The 2008 financial crisis continues to be felt by financial services firms and consumers, according to a new survey by Makovsky, a communications firm.

Ebiquity conducted an online poll of two groups for Makovsky in the spring: 228 executives responsible for the management and supervision of communications, marketing and investors relations for their financial services company of 500 or more employees, and a random sample of 1,079 adults representing the general U.S. population.

Eighty-six percent of financial services communications professionals in Makovsky’s “2016 Wall Street Reputation Study,” released Tuesday, said the perception of their firm was still being affected by the financial crisis.

“The data makes clear that the financial crisis remains the prism through which Wall Street is viewed and judged,” Makovsky Executive Vice President Doug Hesney said in a statement.

He added, “The collapse of Lehman, and all that came afterwards, casts a long shadow over the reputation of the entire financial industry. Despite some headway, it is clear that these institutions must continue to persistently address reputational issues.”

The annual Makovsky study found U.S. consumers were also still feeling the effects of the 2008 crisis and resulting recession. Thirty-three percent of consumers in the survey said they were unable to save as a result of the crisis, and instead were living paycheck to paycheck, up from 29% in the 2015 poll.   A third said they’ve had to significantly cut back spending, up from 26% in 2015. And 91% remained concerned about the possibility of a future crisis.

Risks to Reputation

The financial services sector cannot help but be concerned that more U.S. consumers are finding it hard to trust financial institutions again. Twenty-seven percent of consumers surveyed said they had lost trust in the financial services industry, particularly with regard to personal data, a five percentage point increase from 2015.

Eighty-six percent of respondents said the unauthorized access of their personal and financial information would likely cause them to switch to an alternative financial service provider, well up from 73% who said this in 2015. And while more than a third of consumers identified a failure to protect personal and financial information as the biggest threat to a financial services firm’s reputation, data security was not the only cause of continued tension in the relationships between financial institutions and customers.

Seventy-eight percent of consumers reported that even negative news about their current financial institution—such as regulatory issues, illegal activity or fines—would likely prompt them switch providers. A similar percentage said they would go to another provider that offered lower costs or fees, and more than half would go to a firm with advanced mobile technology.

When addressing consumers’ concerns, financial services professionals in the study focused more on their individual firms than on trust in the industry as a whole. Twenty-one percent said differentiating their firm from bad players in the industry was the greatest reputational challenge they must address this year. Just 13% identified rebuilding trust in the overall financial system as the greatest reputational challenge to address.

Makovsky said financial services professionals’ belief that restoration of the industry’s reputation was a long way off may in part explain this focus on differentiation. The survey found a majority of professionals believed it would take an average of two more years to restore their firm’s reputation to pre-financial crisis levels, while about a third expected it to take between two and five years.

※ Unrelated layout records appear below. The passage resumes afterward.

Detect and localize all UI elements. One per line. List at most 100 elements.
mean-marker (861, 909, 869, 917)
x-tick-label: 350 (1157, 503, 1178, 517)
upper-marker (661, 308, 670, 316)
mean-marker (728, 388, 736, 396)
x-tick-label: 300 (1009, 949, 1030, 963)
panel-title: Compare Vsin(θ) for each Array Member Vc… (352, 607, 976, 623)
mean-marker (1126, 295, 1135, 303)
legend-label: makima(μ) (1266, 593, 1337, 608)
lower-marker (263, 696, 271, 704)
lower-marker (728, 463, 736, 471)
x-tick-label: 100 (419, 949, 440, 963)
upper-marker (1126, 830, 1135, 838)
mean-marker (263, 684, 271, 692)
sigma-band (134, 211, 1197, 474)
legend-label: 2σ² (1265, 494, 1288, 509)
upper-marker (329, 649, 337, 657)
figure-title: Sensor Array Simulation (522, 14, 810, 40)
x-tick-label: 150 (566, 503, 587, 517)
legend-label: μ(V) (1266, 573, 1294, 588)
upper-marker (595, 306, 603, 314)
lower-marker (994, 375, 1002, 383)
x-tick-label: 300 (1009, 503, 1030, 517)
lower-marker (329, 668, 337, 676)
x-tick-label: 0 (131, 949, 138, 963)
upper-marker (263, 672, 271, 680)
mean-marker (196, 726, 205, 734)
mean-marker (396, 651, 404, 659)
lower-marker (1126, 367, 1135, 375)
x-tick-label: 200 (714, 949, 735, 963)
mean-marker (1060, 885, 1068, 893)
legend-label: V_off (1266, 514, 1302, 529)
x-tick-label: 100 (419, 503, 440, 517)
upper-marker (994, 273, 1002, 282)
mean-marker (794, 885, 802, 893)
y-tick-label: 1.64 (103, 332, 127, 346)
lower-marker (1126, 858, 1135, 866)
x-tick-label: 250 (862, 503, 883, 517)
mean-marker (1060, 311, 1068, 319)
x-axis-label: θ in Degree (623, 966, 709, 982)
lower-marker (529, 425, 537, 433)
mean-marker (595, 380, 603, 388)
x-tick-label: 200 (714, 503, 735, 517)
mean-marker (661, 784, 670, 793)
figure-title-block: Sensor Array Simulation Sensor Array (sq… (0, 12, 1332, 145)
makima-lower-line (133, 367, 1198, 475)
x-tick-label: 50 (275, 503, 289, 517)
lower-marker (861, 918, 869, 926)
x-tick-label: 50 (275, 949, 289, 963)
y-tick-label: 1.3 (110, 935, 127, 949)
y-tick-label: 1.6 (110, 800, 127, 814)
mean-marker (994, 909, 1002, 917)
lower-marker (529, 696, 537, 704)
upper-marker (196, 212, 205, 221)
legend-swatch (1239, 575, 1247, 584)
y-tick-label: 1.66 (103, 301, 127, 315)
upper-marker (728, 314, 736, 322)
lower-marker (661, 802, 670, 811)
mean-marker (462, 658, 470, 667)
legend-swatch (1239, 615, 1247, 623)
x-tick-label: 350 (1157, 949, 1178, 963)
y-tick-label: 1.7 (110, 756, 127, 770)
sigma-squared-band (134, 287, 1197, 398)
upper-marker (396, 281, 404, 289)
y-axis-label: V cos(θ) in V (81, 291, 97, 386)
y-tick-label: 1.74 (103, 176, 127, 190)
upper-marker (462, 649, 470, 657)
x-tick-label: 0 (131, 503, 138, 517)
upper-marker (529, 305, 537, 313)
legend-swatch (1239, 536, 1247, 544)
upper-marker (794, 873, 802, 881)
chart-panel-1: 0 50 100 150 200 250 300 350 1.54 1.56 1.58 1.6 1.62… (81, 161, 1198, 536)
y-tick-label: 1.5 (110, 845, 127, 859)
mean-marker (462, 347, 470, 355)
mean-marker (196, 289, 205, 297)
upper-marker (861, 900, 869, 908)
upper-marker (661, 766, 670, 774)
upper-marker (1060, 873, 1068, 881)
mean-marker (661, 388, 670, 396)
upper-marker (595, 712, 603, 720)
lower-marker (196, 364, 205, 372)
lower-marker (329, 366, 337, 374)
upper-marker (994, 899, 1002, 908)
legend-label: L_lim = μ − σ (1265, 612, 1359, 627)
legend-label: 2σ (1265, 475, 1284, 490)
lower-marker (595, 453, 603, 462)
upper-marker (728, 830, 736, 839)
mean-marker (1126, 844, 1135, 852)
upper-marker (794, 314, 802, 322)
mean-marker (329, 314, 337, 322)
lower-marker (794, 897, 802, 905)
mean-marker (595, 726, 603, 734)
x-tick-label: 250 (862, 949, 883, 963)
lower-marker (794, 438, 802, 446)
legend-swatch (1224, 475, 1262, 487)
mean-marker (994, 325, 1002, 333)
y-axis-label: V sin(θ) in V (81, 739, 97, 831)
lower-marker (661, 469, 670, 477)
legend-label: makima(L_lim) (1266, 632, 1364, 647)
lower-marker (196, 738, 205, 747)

“With all the uncertainty over future regulations and changes that may be coming to the industry, it’s likely that institutions will focus on differentiating themselves through improvements to customer service and protection issues,” Hesney said.

Customer Satisfaction

Seventy-four percent of financial services professionals said customer satisfaction was the most important issue influencing corporate reputation this year, outpacing the 69% who identified strong brand, 66% who said reputation management and restoration and 66% who identified judgment and transparency in handling a crisis.

In fact, 61% of respondents said improving customer service was very important to strengthening their company’s reputation over the next year. Makovsky said this may explain why more than half of firms surveyed had conducted research into the effect of their reputation-building programs among over the past year.

Besides differentiating themselves from traditional competitors through customer service, more than three-quarters of communication professionals were worried about losing customers to alternative financial services providers such as Apple, Google and Amazon—which Makovsky said is a valid concern based on consumers’ survey responses. Although most consumers still preferred to trust traditional financial institutions with their personal information and privacy, 33% of respondents saw online banking accounts and 30% digital wallets as trustworthy alternatives to traditional banking solutions.

“When it comes to repairing trust with customers, financial services firms would do well to communicate consistently and clearly about cybersecurity and personal data concerns,” Hesney said. “This could not only differentiate these firms from companies who have mishandled data breached, but provide a competitive edge against the rise of alternative fintech providers.”

A recent report by the Financial Planning Association showed cybersecurity was a top priority for most financial advisors, but many advisors did not clearly understand the risks or how to neutralize them.